А вот были ли обнаженные девушки на самом деле, Живов не помнил. В голове мелькали смутные образы, и казалось, что реальность и сновидения перемешались между собой в едкий болезненный коктейль. Ну, понятно, что не существовало никакой нарисованной блондинки, делающей минет. И черноволосой красотки тоже не существовало, потому что ей просто неоткуда взяться. А вот старый друг вполне мог напиться и изображать то ли козла, то ли верного пса перед какой-нибудь особо впечатлительной художницей. А потом что случилось? Сумбур и суматоха.

Живов побрел в ванную комнату, чтобы умыться и отправиться в повторный сон до самого утра. За окном бушевала метель, в желтом свете фонаря бесновались снежинки, и от ветра дрожало стекло.

Слет должен был продлиться три дня, а Живову было плохо уже сейчас. Он предчувствовал, что завтра не выспится, будет рассеян и хмур, а на каких-нибудь лекциях и круглых столах будет мечтать о холодной минералке или бокале пива, чтобы спастись от похмелья.

Он зашел в ванную комнату и увидел, что забыл у унитаза скетчбук и карандаши. Скетчбук лежал листом вверх, и лист этот был чист. Живов присел на корточки, перелистал несколько страниц, не обнаружил на матовой шершавой поверхности ни единого рисунка, ни одной черточки, даже следов ластика не было, будто никто никогда не рисовал в этом блокноте.

– Как же это…

Он быстро вернулся к кровати, достал тубус, вытряхнул на одеяло ватман, раздвинул его и обнаружил, что на ватмане тоже никто больше не нарисован. Блондинка пропала. Ее не стерли, нет. Она просто ожила, выбралась из бумажного плена и отсосала Живову в обмен на новый рисунок.

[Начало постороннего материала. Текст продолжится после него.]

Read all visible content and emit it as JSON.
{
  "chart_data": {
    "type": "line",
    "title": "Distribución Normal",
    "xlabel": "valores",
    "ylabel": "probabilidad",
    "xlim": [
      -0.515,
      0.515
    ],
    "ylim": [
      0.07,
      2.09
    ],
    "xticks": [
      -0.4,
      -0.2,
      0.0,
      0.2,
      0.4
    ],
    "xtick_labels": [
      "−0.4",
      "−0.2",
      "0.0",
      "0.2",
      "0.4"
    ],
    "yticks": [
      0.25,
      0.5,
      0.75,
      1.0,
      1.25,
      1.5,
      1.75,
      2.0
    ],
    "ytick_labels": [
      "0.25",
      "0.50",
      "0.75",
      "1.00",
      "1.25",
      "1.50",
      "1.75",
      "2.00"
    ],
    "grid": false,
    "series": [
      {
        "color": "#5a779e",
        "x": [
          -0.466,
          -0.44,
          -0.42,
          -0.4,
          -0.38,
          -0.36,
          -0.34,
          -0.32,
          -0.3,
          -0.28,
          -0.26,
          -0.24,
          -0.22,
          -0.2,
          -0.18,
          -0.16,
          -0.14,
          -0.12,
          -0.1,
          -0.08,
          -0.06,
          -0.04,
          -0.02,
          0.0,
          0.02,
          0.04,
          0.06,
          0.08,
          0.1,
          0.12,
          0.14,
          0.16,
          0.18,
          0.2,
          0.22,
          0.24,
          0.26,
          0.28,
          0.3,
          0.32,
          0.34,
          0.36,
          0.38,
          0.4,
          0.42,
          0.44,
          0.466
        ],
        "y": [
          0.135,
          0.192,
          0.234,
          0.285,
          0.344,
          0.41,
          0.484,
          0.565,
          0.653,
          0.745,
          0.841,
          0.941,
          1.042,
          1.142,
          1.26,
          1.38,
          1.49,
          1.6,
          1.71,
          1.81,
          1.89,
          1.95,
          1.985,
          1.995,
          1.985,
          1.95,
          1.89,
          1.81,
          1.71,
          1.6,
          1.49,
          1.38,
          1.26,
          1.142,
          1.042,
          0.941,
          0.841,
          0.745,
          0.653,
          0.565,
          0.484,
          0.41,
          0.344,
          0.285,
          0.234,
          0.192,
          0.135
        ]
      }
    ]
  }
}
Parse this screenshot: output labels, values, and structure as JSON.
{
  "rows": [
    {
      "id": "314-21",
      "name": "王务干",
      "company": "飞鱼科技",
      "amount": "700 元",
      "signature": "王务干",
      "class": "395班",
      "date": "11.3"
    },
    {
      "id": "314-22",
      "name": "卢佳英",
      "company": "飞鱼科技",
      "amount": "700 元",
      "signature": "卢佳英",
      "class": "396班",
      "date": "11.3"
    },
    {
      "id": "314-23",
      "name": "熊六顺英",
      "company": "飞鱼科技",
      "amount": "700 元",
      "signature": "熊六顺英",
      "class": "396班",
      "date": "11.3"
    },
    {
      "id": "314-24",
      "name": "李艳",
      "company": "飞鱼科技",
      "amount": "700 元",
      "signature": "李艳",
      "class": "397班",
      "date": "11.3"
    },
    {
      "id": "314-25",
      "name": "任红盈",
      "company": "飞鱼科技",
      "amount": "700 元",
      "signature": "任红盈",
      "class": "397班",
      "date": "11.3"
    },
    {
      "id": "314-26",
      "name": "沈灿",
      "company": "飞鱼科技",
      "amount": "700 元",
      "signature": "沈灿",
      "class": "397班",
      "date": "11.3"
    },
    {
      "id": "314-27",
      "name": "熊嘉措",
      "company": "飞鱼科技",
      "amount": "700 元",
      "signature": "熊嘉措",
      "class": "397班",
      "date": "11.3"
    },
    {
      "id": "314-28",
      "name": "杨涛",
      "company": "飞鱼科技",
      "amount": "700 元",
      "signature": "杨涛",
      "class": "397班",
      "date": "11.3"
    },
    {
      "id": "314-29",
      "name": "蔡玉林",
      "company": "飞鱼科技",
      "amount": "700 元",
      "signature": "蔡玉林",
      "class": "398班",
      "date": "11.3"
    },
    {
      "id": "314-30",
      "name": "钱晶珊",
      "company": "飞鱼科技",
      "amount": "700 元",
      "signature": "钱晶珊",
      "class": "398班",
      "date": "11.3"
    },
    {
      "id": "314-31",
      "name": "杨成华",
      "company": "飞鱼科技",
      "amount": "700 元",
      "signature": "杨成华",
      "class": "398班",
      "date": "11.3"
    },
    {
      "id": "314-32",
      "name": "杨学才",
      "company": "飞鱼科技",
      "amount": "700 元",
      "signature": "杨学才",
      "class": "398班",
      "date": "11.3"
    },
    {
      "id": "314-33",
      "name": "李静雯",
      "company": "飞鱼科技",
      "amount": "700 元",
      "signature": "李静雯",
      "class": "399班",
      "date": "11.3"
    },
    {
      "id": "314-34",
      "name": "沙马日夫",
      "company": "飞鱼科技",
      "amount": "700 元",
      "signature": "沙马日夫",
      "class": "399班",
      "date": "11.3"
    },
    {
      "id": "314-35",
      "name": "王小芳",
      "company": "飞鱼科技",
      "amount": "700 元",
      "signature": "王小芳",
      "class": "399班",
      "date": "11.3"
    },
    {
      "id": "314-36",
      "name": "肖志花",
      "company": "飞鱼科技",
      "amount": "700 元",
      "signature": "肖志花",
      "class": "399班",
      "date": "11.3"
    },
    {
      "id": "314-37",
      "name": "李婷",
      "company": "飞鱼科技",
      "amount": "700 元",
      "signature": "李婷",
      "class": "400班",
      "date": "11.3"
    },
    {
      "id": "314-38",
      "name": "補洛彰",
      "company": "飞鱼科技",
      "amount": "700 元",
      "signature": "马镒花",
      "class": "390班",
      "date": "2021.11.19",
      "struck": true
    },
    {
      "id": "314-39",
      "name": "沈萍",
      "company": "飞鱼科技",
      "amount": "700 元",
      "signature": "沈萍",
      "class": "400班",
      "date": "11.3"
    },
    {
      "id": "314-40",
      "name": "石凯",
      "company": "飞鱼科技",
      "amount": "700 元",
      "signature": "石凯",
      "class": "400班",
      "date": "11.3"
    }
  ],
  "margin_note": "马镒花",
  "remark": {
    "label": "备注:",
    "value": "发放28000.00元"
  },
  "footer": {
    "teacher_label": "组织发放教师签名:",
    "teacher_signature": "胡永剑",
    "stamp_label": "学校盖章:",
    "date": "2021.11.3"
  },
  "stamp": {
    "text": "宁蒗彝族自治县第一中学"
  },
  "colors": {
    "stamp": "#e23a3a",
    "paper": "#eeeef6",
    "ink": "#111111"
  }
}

Живов сообразил, что нервно хихикает. Почему-то захотелось забраться под одеяло – как есть, в одежде, уснуть и проснуться как ни в чем не бывало, чтобы все произошедшее ночью забылось, а его девушки оказались там, где им должно быть, то есть на бумаге.

Вместо этого Живов пошел к двери. Рванул, обнаружил, что дверь не поддается. Заперта. Ткнул ключом в замочную скважину, но ключ не подходил, не желал вставляться и чиркал металлом по дереву. Тогда Живов подергал за ручку, постучал и в конце концов пнул дверь ногой несколько раз. Удары вышли громкими, раскатистыми. Живов приник к двери, прислушиваясь, не идет ли кто по коридору. Он никак не мог сообразить, что делать в сложившейся ситуации: звать ли на помощь, нужно ли вообще кричать или, может, действовать хладнокровно и расчетливо. На ум лезли только американские фильмы ужасов, но в них герои всегда действовали глупо. К слову, дерево вокруг замка оказалось сплошь покрыто мелкими царапинками, будто кто-то уже не раз пытался отсюда выбраться, да ключ не подходил…

Живов поскребся о дверь еще немного и догадался позвонить старому другу.